While the ML techniques that we have discussed can solve rather interesting real-world problems, they bring along with them certain unique societal challenges.

Consider the basic problem – supervised learning – that we have been discussing for the majority of the course. We have a dataset $X$, each data point composed of $d$ features. We are trying to predict a label $y$. This, for example, could be the case in a banking application where the features are various attributes of each person (age, gender, zip code, race, FICO credit score, requested loan amount, \ldots) and the goal is to decide whether to give the person the loan or not. We could consider training a classifier (linear, logistic, etc.) based on all the available features to make this decision.

But suppose also that a subset of the features are sensitive or protected. In the above example, attributes such as age, gender, and race are protected, and decisions cannot be biased towards certain demographics. How do we deal with this?

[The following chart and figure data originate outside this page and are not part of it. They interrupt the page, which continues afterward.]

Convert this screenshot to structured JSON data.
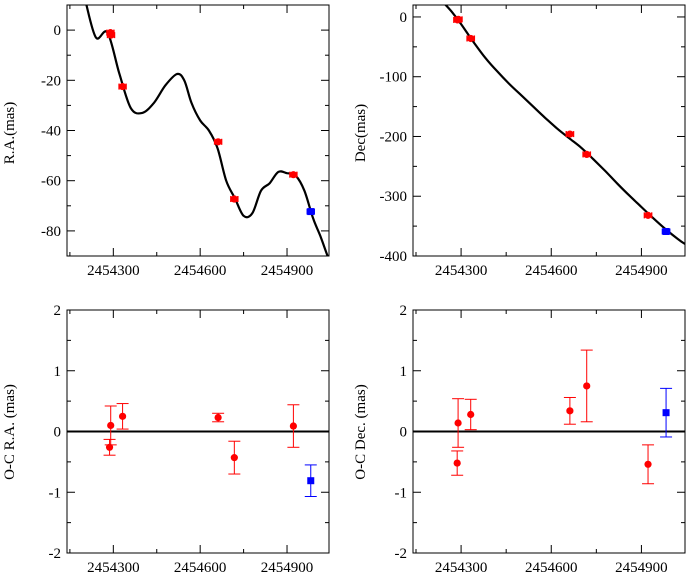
{
  "colors": {
    "series_a": "#ff0000",
    "series_b": "#0000ff",
    "axis": "#000000"
  },
  "chart_data": [
    {
      "type": "scatter",
      "id": "ra",
      "title": "",
      "xlabel": "",
      "ylabel": "R.A.(mas)",
      "xlim": [
        2454140,
        2455045
      ],
      "ylim": [
        -90,
        10
      ],
      "xticks": [
        2454300,
        2454600,
        2454900
      ],
      "xtick_labels": [
        "2454300",
        "2454600",
        "2454900"
      ],
      "yticks": [
        -80,
        -60,
        -40,
        -20,
        0
      ],
      "ytick_labels": [
        "-80",
        "-60",
        "-40",
        "-20",
        "0"
      ],
      "series": [
        {
          "name": "red",
          "color": "#ff0000",
          "marker": "circle",
          "points": [
            {
              "x": 2454290,
              "y": -1.0,
              "xerr": 12,
              "yerr": 0
            },
            {
              "x": 2454292,
              "y": -2.0,
              "xerr": 12,
              "yerr": 0
            },
            {
              "x": 2454332,
              "y": -22.5,
              "xerr": 12,
              "yerr": 0
            },
            {
              "x": 2454662,
              "y": -44.5,
              "xerr": 12,
              "yerr": 0
            },
            {
              "x": 2454718,
              "y": -67.3,
              "xerr": 12,
              "yerr": 0
            },
            {
              "x": 2454922,
              "y": -57.6,
              "xerr": 12,
              "yerr": 0
            }
          ]
        },
        {
          "name": "blue",
          "color": "#0000ff",
          "marker": "square",
          "points": [
            {
              "x": 2454982,
              "y": -72.3,
              "xerr": 12,
              "yerr": 0
            }
          ]
        }
      ],
      "model_curve": {
        "x": [
          2454205,
          2454240,
          2454280,
          2454320,
          2454360,
          2454400,
          2454440,
          2454480,
          2454520,
          2454545,
          2454570,
          2454600,
          2454630,
          2454660,
          2454690,
          2454720,
          2454750,
          2454780,
          2454810,
          2454840,
          2454870,
          2454900,
          2454930,
          2454960,
          2454990,
          2455015,
          2455040
        ],
        "y": [
          11,
          -3,
          -1,
          -17,
          -31,
          -33,
          -29,
          -22,
          -17.5,
          -20,
          -29,
          -36,
          -40,
          -47,
          -60,
          -67,
          -74,
          -73,
          -64,
          -61,
          -56.5,
          -57,
          -58,
          -64,
          -75,
          -82,
          -90
        ]
      }
    },
    {
      "type": "scatter",
      "id": "dec",
      "title": "",
      "xlabel": "",
      "ylabel": "Dec(mas)",
      "xlim": [
        2454140,
        2455045
      ],
      "ylim": [
        -400,
        20
      ],
      "xticks": [
        2454300,
        2454600,
        2454900
      ],
      "xtick_labels": [
        "2454300",
        "2454600",
        "2454900"
      ],
      "yticks": [
        -400,
        -300,
        -200,
        -100,
        0
      ],
      "ytick_labels": [
        "-400",
        "-300",
        "-200",
        "-100",
        "0"
      ],
      "series": [
        {
          "name": "red",
          "color": "#ff0000",
          "marker": "circle",
          "points": [
            {
              "x": 2454288,
              "y": -5,
              "xerr": 12,
              "yerr": 0
            },
            {
              "x": 2454291,
              "y": -4,
              "xerr": 12,
              "yerr": 0
            },
            {
              "x": 2454332,
              "y": -36,
              "xerr": 12,
              "yerr": 0
            },
            {
              "x": 2454662,
              "y": -196,
              "xerr": 12,
              "yerr": 0
            },
            {
              "x": 2454718,
              "y": -230,
              "xerr": 12,
              "yerr": 0
            },
            {
              "x": 2454922,
              "y": -332,
              "xerr": 12,
              "yerr": 0
            }
          ]
        },
        {
          "name": "blue",
          "color": "#0000ff",
          "marker": "square",
          "points": [
            {
              "x": 2454982,
              "y": -359,
              "xerr": 12,
              "yerr": 0
            }
          ]
        }
      ],
      "model_curve": {
        "x": [
          2454245,
          2454270,
          2454300,
          2454340,
          2454380,
          2454420,
          2454460,
          2454500,
          2454540,
          2454580,
          2454620,
          2454660,
          2454700,
          2454740,
          2454780,
          2454820,
          2454860,
          2454900,
          2454940,
          2454980,
          2455020,
          2455045
        ],
        "y": [
          22,
          8,
          -12,
          -41,
          -68,
          -91,
          -112,
          -131,
          -150,
          -169,
          -187,
          -203,
          -219,
          -238,
          -258,
          -279,
          -299,
          -318,
          -337,
          -355,
          -371,
          -380
        ]
      }
    },
    {
      "type": "scatter",
      "id": "oc_ra",
      "title": "",
      "xlabel": "",
      "ylabel": "O-C R.A. (mas)",
      "xlim": [
        2454140,
        2455045
      ],
      "ylim": [
        -2,
        2
      ],
      "xticks": [
        2454300,
        2454600,
        2454900
      ],
      "xtick_labels": [
        "2454300",
        "2454600",
        "2454900"
      ],
      "yticks": [
        -2,
        -1,
        0,
        1,
        2
      ],
      "ytick_labels": [
        "-2",
        "-1",
        "0",
        "1",
        "2"
      ],
      "zero_line": true,
      "series": [
        {
          "name": "red",
          "color": "#ff0000",
          "marker": "circle",
          "points": [
            {
              "x": 2454287,
              "y": -0.26,
              "yerr": 0.13
            },
            {
              "x": 2454291,
              "y": 0.1,
              "yerr": 0.32
            },
            {
              "x": 2454332,
              "y": 0.25,
              "yerr": 0.21
            },
            {
              "x": 2454662,
              "y": 0.23,
              "yerr": 0.07
            },
            {
              "x": 2454718,
              "y": -0.43,
              "yerr": 0.27
            },
            {
              "x": 2454922,
              "y": 0.09,
              "yerr": 0.35
            }
          ]
        },
        {
          "name": "blue",
          "color": "#0000ff",
          "marker": "square",
          "points": [
            {
              "x": 2454982,
              "y": -0.81,
              "yerr": 0.26
            }
          ]
        }
      ]
    },
    {
      "type": "scatter",
      "id": "oc_dec",
      "title": "",
      "xlabel": "",
      "ylabel": "O-C Dec. (mas)",
      "xlim": [
        2454140,
        2455045
      ],
      "ylim": [
        -2,
        2
      ],
      "xticks": [
        2454300,
        2454600,
        2454900
      ],
      "xtick_labels": [
        "2454300",
        "2454600",
        "2454900"
      ],
      "yticks": [
        -2,
        -1,
        0,
        1,
        2
      ],
      "ytick_labels": [
        "-2",
        "-1",
        "0",
        "1",
        "2"
      ],
      "zero_line": true,
      "series": [
        {
          "name": "red",
          "color": "#ff0000",
          "marker": "circle",
          "points": [
            {
              "x": 2454287,
              "y": -0.52,
              "yerr": 0.2
            },
            {
              "x": 2454290,
              "y": 0.14,
              "yerr": 0.4
            },
            {
              "x": 2454332,
              "y": 0.28,
              "yerr": 0.25
            },
            {
              "x": 2454662,
              "y": 0.34,
              "yerr": 0.22
            },
            {
              "x": 2454718,
              "y": 0.75,
              "yerr": 0.59
            },
            {
              "x": 2454922,
              "y": -0.54,
              "yerr": 0.32
            }
          ]
        },
        {
          "name": "blue",
          "color": "#0000ff",
          "marker": "square",
          "points": [
            {
              "x": 2454982,
              "y": 0.31,
              "yerr": 0.4
            }
          ]
        }
      ]
    }
  ]
}
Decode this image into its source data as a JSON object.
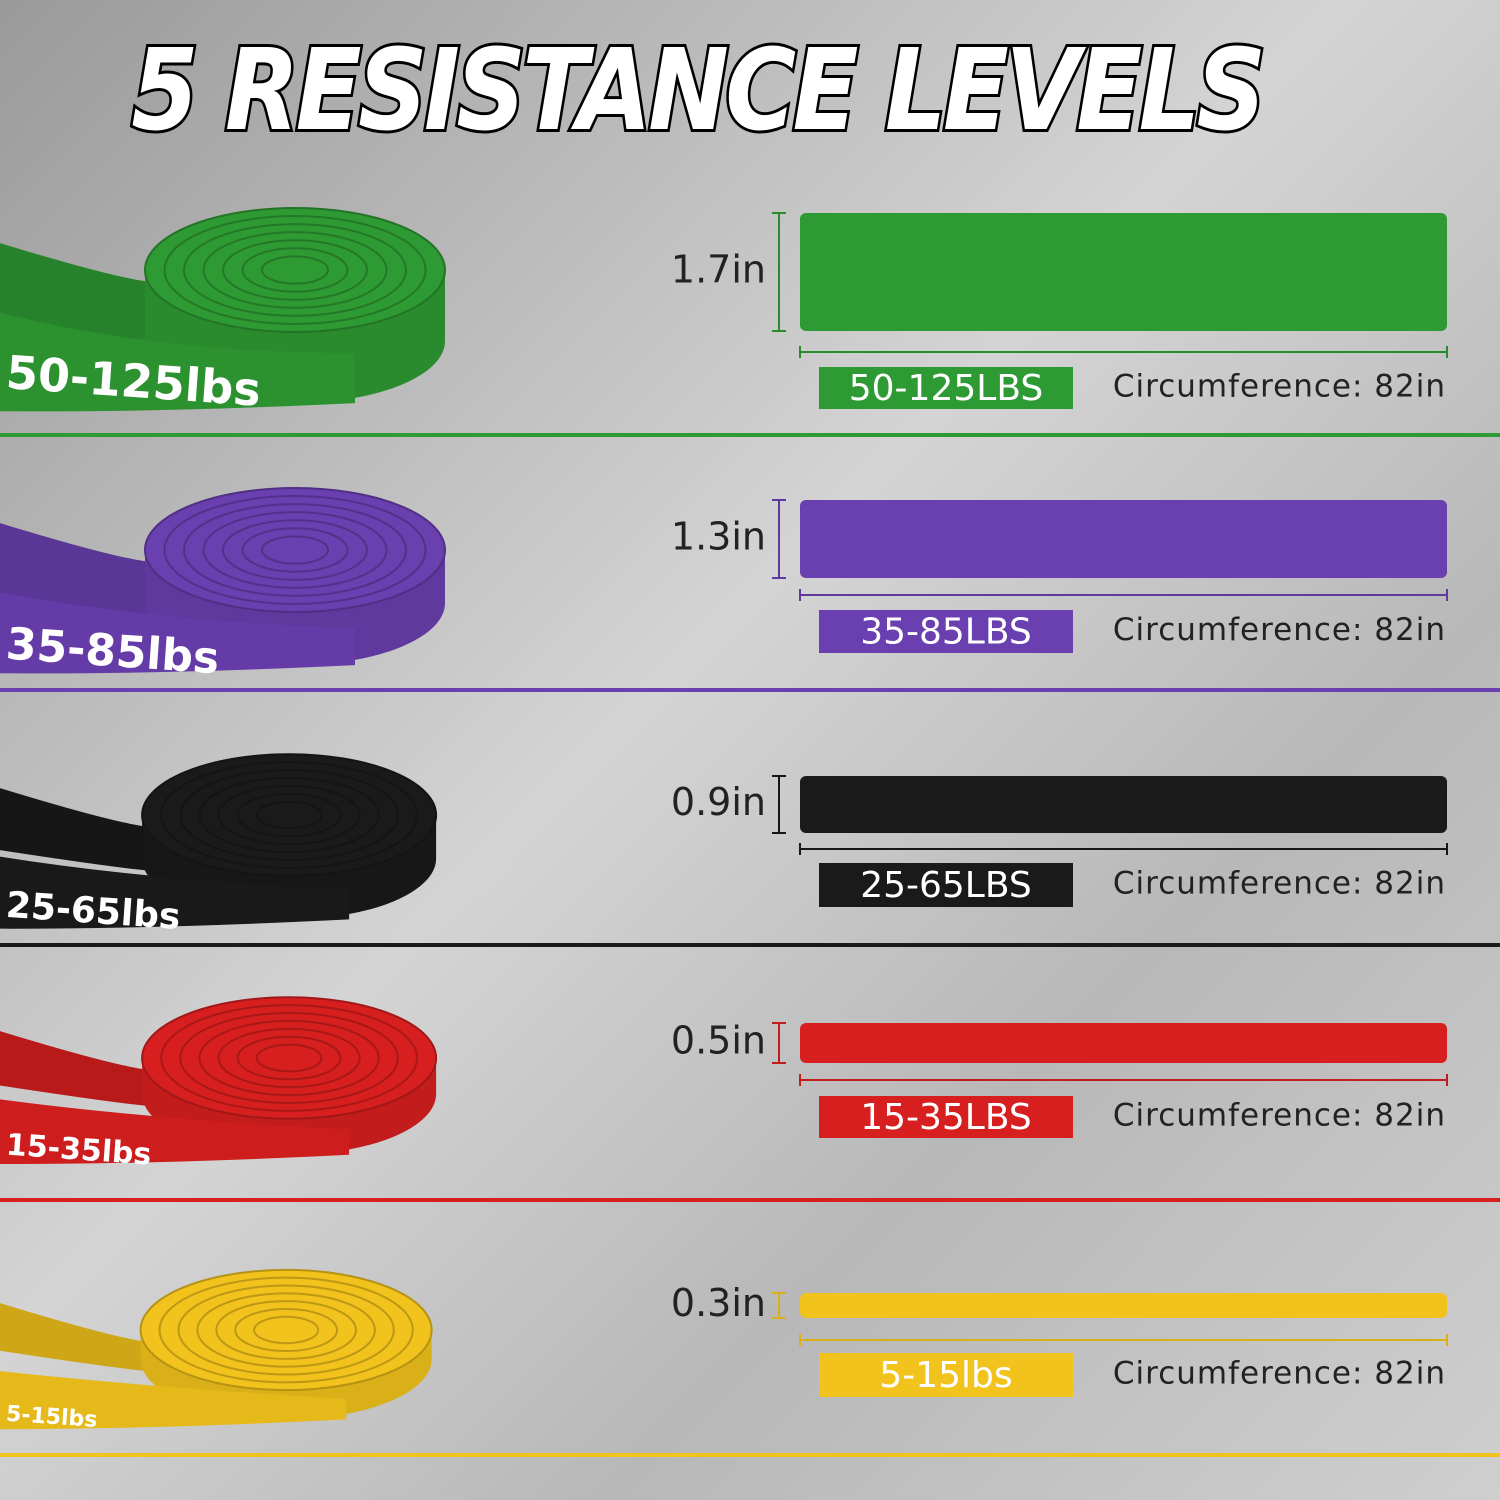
{
  "title": "5 RESISTANCE LEVELS",
  "bands": [
    {
      "coil_label": "50-125lbs",
      "width": "1.7in",
      "tag": "50-125LBS",
      "circumference": "Circumference: 82in",
      "color": "#2e9a33"
    },
    {
      "coil_label": "35-85lbs",
      "width": "1.3in",
      "tag": "35-85LBS",
      "circumference": "Circumference: 82in",
      "color": "#6a3fb0"
    },
    {
      "coil_label": "25-65lbs",
      "width": "0.9in",
      "tag": "25-65LBS",
      "circumference": "Circumference: 82in",
      "color": "#1a1a1a"
    },
    {
      "coil_label": "15-35lbs",
      "width": "0.5in",
      "tag": "15-35LBS",
      "circumference": "Circumference: 82in",
      "color": "#d81f1f"
    },
    {
      "coil_label": "5-15lbs",
      "width": "0.3in",
      "tag": "5-15lbs",
      "circumference": "Circumference: 82in",
      "color": "#f2c31c"
    }
  ]
}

As a first attempt, we can remove (all) sensitive attributes so that our classifier never looks at them. This is called “fairness through unawareness”.

However, this may not be enough! For example, race/age may be strongly correlated with zip code (for example, it could be a locality with lots of senior homes, or with folks from a specific community). So even if we do not look at a particular attribute, due to the strong statistical correlations between attributes our decisions may be end up biased anyway!

As a second attempt, we can aim for statistical parity. This means that if we have two groups of people $A$ and $B$, the same percentage get the loans. This can be formulated in terms of statistical independence and conditional probabilities:

\[\text{Prob}(\text{Loan = True} | \text{group =} A) = \text{Prob}(\text{Loan = True} | \text{group =} B).\]

Mathematically, this means that the $\text{Loan}$ variable is statistically independent of the conditional variable encoding the group index.

This seems intuitive, and many methods for obtaining statistically fair classifiers exist. Unfortunately, statistical parity can be problematic too. (What if $80 \%$ of group A are capable of actually repaying the loan but only $60 \%$ of group B can?) More generally, there are fundamental

There are other definitions of fairness: equal odds, individual fairness, counterfactual fairness, etc – but no one definition has emerged as consensus as of yet.

ML ethics

Let us conclude with a brief discussion about ML and ethics. Of course, there are no definitive answers to any of these points yet, but these are some of the questions that one should keep in mind while working on practical ML/AI systems. This is only an incomplete list:

  • Transparency: Can the designer explain the decisions made by an ML system?

  • Accountability: Can the designer take ownership of the decisions made by an ML system?

  • Fairness: Does the ML system suffer from implicit and/or systematic bias?

  • Stability: Is the ML system robust to catastrophic situations caused by natural or adversarial means?

  • Pedagogy: Are the benefits and drawbacks of the ML system well communicated to the public (or anyone who may be impacted by the system)?